Wat zijn zachte quota?
“Doelstellingen moet ambitieus zijn, maar wel realistisch en niet keihard. We moeten bepaalde cijfers nastreven. Bijvoorbeeld minstens drie decanen vrouw en 25 procent van de hoogleraren vrouw. Als we een quotum niet halen, zou dat geen drama moeten zijn, op voorwaarde dat we die andere quota wel halen. Als dat ook niet lukt, hebben we wel echt iets om uit te leggen. Dat noem ik soft quota.”

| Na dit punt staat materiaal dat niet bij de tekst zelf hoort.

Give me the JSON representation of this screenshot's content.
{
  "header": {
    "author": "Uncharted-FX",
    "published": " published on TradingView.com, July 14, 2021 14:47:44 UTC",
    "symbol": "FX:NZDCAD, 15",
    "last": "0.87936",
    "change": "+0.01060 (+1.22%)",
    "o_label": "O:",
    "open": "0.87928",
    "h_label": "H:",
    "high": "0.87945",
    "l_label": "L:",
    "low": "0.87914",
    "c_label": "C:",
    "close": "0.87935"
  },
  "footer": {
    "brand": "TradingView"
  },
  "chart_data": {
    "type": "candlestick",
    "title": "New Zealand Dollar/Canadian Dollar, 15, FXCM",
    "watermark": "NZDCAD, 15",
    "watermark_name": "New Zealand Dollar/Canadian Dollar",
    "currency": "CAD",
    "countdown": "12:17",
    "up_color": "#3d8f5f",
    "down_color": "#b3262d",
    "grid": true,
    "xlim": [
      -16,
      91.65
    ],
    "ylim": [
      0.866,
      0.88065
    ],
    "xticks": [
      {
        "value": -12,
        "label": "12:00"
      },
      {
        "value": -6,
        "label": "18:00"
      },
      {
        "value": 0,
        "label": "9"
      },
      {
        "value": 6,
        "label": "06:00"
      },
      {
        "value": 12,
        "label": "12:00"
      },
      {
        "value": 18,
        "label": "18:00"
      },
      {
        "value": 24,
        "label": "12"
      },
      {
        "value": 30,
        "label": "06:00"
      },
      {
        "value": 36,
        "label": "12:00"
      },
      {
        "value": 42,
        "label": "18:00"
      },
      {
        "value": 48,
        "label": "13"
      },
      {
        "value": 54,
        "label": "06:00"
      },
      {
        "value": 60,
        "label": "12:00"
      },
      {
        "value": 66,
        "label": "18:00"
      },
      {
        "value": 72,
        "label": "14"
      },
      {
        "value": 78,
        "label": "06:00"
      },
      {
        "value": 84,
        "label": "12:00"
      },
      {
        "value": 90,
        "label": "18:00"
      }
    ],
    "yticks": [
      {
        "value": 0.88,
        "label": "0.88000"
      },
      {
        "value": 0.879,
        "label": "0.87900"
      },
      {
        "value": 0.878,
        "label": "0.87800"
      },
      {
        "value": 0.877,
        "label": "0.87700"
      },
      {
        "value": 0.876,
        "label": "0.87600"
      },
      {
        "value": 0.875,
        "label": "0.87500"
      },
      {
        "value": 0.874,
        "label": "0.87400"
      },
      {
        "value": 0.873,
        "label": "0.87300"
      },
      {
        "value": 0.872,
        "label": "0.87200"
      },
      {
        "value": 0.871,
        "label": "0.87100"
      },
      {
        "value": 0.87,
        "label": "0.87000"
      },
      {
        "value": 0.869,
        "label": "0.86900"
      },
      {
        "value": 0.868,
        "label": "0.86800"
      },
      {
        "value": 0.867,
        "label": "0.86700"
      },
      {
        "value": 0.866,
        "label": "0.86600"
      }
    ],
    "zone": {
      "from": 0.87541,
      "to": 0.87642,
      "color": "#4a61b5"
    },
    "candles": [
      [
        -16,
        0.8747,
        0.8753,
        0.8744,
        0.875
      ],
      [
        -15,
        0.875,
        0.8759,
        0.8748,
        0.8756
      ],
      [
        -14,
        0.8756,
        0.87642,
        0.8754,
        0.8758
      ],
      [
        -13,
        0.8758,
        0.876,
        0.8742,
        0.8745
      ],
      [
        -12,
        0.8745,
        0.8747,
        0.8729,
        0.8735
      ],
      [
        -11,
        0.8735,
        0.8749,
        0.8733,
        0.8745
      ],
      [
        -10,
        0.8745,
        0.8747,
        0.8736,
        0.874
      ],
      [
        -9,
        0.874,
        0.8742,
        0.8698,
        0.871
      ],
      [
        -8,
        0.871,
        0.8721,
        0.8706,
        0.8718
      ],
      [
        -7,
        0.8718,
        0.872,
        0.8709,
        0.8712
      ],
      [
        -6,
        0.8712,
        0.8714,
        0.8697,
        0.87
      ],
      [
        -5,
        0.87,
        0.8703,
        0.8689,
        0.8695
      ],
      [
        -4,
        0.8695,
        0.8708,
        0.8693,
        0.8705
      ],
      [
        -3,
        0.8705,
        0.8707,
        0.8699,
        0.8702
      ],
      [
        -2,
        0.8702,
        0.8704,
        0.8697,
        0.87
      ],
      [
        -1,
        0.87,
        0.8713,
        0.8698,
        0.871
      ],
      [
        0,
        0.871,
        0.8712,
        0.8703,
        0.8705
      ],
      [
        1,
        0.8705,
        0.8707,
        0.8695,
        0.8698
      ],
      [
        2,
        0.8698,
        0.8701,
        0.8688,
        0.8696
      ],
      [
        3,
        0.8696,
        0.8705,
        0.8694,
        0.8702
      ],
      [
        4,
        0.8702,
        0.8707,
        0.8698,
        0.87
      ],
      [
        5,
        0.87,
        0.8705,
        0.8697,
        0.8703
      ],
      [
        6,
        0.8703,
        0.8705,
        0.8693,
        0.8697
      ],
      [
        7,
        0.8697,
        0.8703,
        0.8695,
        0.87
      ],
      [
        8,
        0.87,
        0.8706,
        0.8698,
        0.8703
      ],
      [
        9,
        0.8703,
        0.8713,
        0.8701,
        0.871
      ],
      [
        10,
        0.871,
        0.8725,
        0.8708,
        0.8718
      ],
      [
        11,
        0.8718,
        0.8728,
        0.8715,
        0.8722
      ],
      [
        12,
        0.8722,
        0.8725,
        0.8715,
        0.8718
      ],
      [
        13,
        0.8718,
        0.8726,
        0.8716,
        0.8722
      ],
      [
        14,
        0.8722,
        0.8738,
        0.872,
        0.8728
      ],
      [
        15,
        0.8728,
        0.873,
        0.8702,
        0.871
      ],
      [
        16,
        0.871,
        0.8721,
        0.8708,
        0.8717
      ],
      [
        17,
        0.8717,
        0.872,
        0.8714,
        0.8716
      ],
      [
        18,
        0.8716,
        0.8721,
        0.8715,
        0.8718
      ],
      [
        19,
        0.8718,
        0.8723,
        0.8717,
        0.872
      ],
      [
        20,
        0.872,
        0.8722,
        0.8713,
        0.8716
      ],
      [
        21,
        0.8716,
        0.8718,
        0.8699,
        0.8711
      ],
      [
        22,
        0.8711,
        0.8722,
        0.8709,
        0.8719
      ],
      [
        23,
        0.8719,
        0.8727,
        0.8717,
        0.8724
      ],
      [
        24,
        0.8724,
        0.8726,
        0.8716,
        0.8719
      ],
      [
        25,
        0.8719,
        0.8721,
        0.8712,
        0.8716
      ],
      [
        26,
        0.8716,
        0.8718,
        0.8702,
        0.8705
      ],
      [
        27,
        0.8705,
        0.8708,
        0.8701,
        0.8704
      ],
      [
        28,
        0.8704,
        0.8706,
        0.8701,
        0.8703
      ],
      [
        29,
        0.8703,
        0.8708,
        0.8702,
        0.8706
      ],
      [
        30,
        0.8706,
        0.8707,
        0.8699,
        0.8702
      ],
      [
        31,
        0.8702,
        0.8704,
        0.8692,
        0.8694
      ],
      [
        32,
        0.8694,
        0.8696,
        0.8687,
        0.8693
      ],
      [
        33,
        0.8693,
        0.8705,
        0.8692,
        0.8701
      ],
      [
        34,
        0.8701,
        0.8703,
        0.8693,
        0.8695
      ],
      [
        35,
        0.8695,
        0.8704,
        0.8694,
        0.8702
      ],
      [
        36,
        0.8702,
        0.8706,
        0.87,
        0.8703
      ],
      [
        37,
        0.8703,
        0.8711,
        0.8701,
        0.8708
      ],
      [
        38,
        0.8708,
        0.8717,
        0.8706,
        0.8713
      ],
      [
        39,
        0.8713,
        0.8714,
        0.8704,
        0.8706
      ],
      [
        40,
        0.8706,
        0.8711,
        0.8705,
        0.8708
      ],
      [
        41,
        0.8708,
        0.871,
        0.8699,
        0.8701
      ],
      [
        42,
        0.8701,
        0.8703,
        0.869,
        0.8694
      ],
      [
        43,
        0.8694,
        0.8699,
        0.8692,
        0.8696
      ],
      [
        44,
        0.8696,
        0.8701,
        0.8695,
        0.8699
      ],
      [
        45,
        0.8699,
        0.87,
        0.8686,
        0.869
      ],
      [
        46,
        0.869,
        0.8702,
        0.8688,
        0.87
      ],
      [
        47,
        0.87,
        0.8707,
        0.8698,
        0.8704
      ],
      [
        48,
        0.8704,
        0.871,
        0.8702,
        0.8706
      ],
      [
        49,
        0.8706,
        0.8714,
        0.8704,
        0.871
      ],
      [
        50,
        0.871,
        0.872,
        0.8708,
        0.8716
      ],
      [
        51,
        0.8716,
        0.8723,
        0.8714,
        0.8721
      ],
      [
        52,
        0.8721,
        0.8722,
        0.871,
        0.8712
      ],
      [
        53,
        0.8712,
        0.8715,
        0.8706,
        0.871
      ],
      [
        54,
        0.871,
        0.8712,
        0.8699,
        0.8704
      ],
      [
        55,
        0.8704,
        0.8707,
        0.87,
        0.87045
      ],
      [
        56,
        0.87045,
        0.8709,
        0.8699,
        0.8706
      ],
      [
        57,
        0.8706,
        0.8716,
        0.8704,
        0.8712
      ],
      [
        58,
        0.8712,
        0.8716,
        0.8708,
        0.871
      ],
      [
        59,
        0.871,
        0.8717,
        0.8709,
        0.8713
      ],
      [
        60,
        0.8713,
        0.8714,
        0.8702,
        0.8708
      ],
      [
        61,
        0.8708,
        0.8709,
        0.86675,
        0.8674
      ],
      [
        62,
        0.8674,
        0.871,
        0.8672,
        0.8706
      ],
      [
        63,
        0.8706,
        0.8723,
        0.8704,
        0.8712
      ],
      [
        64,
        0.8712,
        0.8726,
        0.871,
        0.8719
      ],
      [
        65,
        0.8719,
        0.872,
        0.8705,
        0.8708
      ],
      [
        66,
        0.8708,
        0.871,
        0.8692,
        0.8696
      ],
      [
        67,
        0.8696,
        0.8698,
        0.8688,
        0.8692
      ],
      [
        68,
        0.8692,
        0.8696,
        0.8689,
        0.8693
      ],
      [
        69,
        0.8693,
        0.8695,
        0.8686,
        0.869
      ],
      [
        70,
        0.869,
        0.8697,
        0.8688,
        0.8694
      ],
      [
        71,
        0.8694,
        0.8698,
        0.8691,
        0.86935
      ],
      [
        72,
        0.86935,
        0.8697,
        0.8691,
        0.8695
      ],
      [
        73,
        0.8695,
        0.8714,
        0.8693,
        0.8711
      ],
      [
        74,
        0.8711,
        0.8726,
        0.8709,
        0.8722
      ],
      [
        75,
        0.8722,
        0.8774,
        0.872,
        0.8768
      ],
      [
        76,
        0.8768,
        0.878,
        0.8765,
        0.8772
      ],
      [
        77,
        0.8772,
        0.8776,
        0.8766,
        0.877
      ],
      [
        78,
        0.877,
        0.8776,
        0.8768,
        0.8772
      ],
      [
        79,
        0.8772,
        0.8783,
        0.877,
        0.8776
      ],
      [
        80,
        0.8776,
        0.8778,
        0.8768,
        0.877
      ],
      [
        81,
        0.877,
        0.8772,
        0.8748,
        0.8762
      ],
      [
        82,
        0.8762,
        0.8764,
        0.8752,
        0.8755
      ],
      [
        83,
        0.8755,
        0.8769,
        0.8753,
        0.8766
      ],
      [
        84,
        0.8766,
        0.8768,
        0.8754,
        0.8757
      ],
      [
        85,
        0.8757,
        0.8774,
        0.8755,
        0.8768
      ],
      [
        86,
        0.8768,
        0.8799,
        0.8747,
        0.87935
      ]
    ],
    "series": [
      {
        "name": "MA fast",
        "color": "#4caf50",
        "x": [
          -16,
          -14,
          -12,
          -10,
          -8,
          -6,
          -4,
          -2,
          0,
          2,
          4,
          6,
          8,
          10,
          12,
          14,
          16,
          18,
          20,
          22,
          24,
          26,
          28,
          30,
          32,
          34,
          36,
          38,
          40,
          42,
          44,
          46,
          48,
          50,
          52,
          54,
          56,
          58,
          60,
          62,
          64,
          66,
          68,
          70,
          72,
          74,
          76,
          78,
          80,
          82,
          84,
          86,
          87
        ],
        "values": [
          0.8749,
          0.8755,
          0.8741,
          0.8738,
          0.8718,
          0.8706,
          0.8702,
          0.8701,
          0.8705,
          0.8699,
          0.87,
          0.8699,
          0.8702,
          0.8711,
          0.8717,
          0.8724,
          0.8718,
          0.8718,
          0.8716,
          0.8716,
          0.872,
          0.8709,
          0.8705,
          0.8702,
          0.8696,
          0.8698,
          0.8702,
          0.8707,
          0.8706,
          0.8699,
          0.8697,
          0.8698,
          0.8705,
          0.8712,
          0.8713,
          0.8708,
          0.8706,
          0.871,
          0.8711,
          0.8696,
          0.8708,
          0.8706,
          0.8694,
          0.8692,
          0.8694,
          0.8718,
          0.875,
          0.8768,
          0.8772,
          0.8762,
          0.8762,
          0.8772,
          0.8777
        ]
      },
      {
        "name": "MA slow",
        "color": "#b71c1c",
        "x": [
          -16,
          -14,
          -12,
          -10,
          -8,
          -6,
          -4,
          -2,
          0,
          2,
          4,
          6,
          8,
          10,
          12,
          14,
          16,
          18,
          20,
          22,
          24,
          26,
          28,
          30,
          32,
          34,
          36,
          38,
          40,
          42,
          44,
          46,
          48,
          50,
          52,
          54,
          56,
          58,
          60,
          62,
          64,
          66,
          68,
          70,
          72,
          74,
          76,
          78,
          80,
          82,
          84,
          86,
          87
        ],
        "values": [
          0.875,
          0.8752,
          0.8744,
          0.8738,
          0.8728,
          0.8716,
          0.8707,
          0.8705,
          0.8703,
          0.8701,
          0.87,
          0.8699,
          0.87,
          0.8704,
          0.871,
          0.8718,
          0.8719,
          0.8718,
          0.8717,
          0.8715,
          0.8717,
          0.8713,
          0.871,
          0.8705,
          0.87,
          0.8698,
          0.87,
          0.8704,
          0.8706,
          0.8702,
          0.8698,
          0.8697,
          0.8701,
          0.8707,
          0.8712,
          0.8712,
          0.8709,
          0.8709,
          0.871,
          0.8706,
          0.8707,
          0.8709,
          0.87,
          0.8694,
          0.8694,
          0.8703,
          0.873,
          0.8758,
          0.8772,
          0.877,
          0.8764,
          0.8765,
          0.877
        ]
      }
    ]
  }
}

Groeit het aandeel vrouwelijke professoren op die manier wel snel genoeg?
“Als het aandeel vrouwelijke hoogleraren in 2025 maar 24 procent is, mogen we dan alleen nog vrouwen aannemen? Als we die aanpak hanteren, zetten we onszelf klem. Dat vind ik super onhandig. Onze opdracht is om de golf die door generaties heen beweegt vrij baan te geven. Toen ik studeerde, waren er bijna geen meisjes bij mijn opleiding. Het is logisch dat er nu weinig vrouwelijke hoogleraren zijn van mijn generatie binnen mijn vakgebied. Door de jaren heen nam het aantal vrouwen toe. Inmiddels zien we dat 30 procent van de universitair docenten vrouw is. Slechts 17,4 procent van de hoogleraren. Daar zit dus een mismatch. Er haken onderweg naar de top meer vrouwen af. De pijplijn lekt. Daar moeten we wat aan doen. Telkens als een vrouw afscheid neemt, willen we met haar in gesprek. Als ze weggaat omdat ze elders een betere baan heeft gevonden, prima. Gefeliciteerd. We moeten wel achterhalen wat die andere baan leuker maakt. Gaat ze weg vanwege ouderwetse mannen die haar niet de erkenning geven die ze verdient? Dat belangrijke informatie waar we wat mee moeten.”

U zou ook hogere doelen kunnen stellen, om naar iedereen uit te stralen dat het de TU menens is. De boel wat forceren zodat je rolmodellen creëert. Meisjes moeten toch zien dat er vrouwelijke hoogleraren zijn?
“Harde quota gaan ons niet verder brengen. Stel, je bent op zoek naar een hoogleraar gespecialiseerd in dijkverzwaring. Wereldwijd zijn misschien maar twintig mensen die voor de functie kwalificeren. Als er daarvan drie vrouw zijn, kun je het jezelf knap lastig maken als je per se een vrouw wilt aannemen. Een vacature kan zo lange tijd vacant blijven. Ik betwijfel of dat gezond is voor de organisatie.”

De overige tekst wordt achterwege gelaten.